The notion that the test could allow anyone to make perfect choices is a fantasy. For one thing, it could be a week before I get a result, the doctor told me. This is a woefully long time to go without information, especially considering the directive to wait a few days between a potential exposure and getting a test. False negatives are another big issue; if my test comes back negative, I will continue to live in the ill-defined space of sort of assuming I have the virus. But there are still reasons to be optimistic about the uptick in testing availability. Should the swab test come back positive, I could quarantine completely to avoid spreading the virus to others, and alert others in my network to get tested and take precautions themselves. This is much better than nothing. The more people who are able to confirm they are positive, the better off we’ll all be.

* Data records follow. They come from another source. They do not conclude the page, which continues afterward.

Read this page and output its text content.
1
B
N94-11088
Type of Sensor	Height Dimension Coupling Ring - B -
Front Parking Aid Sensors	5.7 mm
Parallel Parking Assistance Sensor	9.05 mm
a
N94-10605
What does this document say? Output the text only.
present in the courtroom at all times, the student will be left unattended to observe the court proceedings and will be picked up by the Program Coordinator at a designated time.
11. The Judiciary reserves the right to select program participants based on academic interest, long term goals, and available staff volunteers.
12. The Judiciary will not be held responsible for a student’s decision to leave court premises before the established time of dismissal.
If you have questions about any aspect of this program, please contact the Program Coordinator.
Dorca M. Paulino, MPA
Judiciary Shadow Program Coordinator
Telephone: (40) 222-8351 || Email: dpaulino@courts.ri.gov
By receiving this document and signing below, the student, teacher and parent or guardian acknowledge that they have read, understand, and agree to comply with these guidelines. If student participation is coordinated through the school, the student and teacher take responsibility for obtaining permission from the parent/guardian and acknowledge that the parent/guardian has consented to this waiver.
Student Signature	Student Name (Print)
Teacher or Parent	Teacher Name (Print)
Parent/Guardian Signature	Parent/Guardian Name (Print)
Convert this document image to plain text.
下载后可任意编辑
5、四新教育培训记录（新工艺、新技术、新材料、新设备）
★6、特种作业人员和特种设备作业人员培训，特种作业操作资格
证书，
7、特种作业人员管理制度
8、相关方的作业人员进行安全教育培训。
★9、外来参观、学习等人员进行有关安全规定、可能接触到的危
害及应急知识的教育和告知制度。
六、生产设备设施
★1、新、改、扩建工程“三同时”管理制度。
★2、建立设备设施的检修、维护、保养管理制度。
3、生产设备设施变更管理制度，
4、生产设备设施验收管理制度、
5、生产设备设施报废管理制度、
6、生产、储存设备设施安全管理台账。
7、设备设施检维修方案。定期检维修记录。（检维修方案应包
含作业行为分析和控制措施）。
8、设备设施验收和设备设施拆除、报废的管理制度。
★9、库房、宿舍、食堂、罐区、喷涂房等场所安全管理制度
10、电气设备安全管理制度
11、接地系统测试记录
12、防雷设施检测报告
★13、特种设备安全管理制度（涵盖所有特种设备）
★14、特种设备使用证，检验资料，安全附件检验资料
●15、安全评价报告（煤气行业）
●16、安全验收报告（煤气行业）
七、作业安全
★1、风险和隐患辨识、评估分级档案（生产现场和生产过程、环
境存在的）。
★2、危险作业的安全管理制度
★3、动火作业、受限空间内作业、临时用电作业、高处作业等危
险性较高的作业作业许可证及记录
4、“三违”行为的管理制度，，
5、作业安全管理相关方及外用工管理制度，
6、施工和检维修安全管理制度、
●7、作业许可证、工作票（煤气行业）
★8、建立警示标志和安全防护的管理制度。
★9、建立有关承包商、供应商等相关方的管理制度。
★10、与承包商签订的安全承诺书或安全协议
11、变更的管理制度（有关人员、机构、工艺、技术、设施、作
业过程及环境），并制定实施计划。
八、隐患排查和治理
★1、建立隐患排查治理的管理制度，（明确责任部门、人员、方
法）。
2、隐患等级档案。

Luckily, my experience in New York, where testing is free at CityMD even for the uninsured, isn’t unique. Across the country, pop-up testing sites are opening to test protesters (health experts and officials are recommending that protesters assume they’ve been exposed to the virus). In more and more places, you can get a test if you don’t have symptoms. Arika Thames, a recent college grad in D.C. who attended protests, told me all it took to get a next-day appointment was a five-minute screening call. “It was a surprisingly super simple process that gave me some peace of mind,” she told me in an email. When I asked on Twitter, I heard about similar experiences from Philly to Minnesota to L.A. It’s not universally easy to get a test; friends in other places—Seattle, the Bay Area—reported wait times of a week or more (ease or difficulty in getting a test probably comes down to a combination of regional regulations, and what happens to be available near you; my survey was extremely unscientific). Getting a test, especially getting one just to make sure, still costs time that’s easier to take if you have paid sick days. And when I walked past CityMD on Tuesday, I found a line that spanned the block; the people at the front told me they’d been waiting for 45 minutes. Maybe it’s just because we started off so miserably that this, now, feels like such a relief. Nonetheless, it does.